David Ayer Talks About His Unmade Version Of Scarface, The Film That Got Away

EXCLUSIVES

Ayer’s first film as a credited screenwriter was attached to “U-571,” a 2000 submarine thriller. He would explode in the public eye the following year with the release of Antoine Fuqua’s “Training Day,” which would earn its star, Denzel Washington, an Academy Award. He would also pen a few notable mainstream Hollywood pictures like “S.W.A.T.” and “The Fast and the Furious” before taking up directing with gritty crime dramas like “Harsh Times” and “Street Kings.” 
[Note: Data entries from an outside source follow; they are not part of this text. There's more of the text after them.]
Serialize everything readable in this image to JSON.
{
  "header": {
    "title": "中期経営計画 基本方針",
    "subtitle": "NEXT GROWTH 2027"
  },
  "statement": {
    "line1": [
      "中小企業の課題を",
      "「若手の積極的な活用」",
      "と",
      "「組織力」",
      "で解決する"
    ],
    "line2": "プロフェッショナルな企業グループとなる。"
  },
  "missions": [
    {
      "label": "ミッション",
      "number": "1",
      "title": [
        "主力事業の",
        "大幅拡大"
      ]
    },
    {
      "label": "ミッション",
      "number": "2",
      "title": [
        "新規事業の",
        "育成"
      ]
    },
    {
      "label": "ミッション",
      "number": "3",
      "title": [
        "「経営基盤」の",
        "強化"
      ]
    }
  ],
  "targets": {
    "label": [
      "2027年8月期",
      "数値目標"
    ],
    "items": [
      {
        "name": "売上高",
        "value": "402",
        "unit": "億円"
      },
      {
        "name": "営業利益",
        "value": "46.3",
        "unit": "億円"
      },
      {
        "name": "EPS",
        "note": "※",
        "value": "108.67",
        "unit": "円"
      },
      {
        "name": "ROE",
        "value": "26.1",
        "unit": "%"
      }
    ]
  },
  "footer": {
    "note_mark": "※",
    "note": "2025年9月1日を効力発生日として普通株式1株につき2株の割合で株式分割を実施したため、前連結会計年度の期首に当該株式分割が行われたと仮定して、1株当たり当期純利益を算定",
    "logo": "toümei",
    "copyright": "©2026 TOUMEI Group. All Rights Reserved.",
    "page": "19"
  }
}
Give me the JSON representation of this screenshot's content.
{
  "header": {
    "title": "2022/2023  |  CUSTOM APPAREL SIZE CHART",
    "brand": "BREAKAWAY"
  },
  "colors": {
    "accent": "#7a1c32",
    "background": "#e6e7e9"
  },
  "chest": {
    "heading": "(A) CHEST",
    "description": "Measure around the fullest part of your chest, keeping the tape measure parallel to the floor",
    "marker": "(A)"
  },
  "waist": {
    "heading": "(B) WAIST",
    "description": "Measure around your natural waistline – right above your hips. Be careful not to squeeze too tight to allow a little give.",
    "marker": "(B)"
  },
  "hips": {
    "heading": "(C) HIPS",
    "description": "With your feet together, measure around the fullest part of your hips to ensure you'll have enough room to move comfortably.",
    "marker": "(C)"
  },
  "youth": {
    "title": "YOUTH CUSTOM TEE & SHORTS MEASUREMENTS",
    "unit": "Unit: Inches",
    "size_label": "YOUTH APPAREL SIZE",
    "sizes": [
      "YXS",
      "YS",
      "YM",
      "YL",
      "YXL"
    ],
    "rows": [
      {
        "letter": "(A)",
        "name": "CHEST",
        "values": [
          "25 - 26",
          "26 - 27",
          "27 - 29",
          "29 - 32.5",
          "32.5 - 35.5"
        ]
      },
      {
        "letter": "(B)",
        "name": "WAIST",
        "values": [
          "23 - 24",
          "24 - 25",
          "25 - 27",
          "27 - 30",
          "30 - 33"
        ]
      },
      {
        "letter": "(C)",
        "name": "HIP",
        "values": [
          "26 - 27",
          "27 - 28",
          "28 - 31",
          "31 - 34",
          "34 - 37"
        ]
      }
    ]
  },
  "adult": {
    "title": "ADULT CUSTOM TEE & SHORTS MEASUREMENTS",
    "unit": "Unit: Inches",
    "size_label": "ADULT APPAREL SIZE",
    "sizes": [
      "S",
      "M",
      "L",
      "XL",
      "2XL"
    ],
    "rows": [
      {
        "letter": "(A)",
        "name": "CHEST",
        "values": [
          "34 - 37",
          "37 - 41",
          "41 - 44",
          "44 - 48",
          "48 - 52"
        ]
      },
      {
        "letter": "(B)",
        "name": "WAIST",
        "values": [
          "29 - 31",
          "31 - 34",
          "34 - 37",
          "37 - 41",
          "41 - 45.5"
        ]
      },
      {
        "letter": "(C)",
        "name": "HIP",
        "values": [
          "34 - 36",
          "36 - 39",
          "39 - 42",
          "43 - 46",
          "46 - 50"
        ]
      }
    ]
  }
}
More recently, Ayer moved into blockbusters with the infamously re-cut “Suicide Squad” and the Netflix fantasy thriller “Bright.” Ayer specializes in a certain kind of smoky, sleazy ultra-noir, typically telling stories of corrupt cops and vicious killers, all fighting to stay alive and enriched in a world run by ego, money, and violence. It makes perfect sense, then, that he should be drawn to “Scarface.” When asked about which unmade project of his he considered to be “the one that got away,” Ayer replied: 

“‘Scarface,’ for sure. ‘Scarface.’ I wrote an absolutely amazing script, and it’s like anything: I want to be respectful of the studio and I want to give them the movie they want, and they want to be respectful of me as a director and have me make the movie I want, and it was probably better to part ways on that one, incredibly amicably and painfully. I still get asked about that script. ‘Are you going to make it? Are you going to make it?’ It’s kind of like this underground script in Hollywood now.”

From the sound of it, “Scarface” is not on the back burner any longer. It’s simply not on the stove.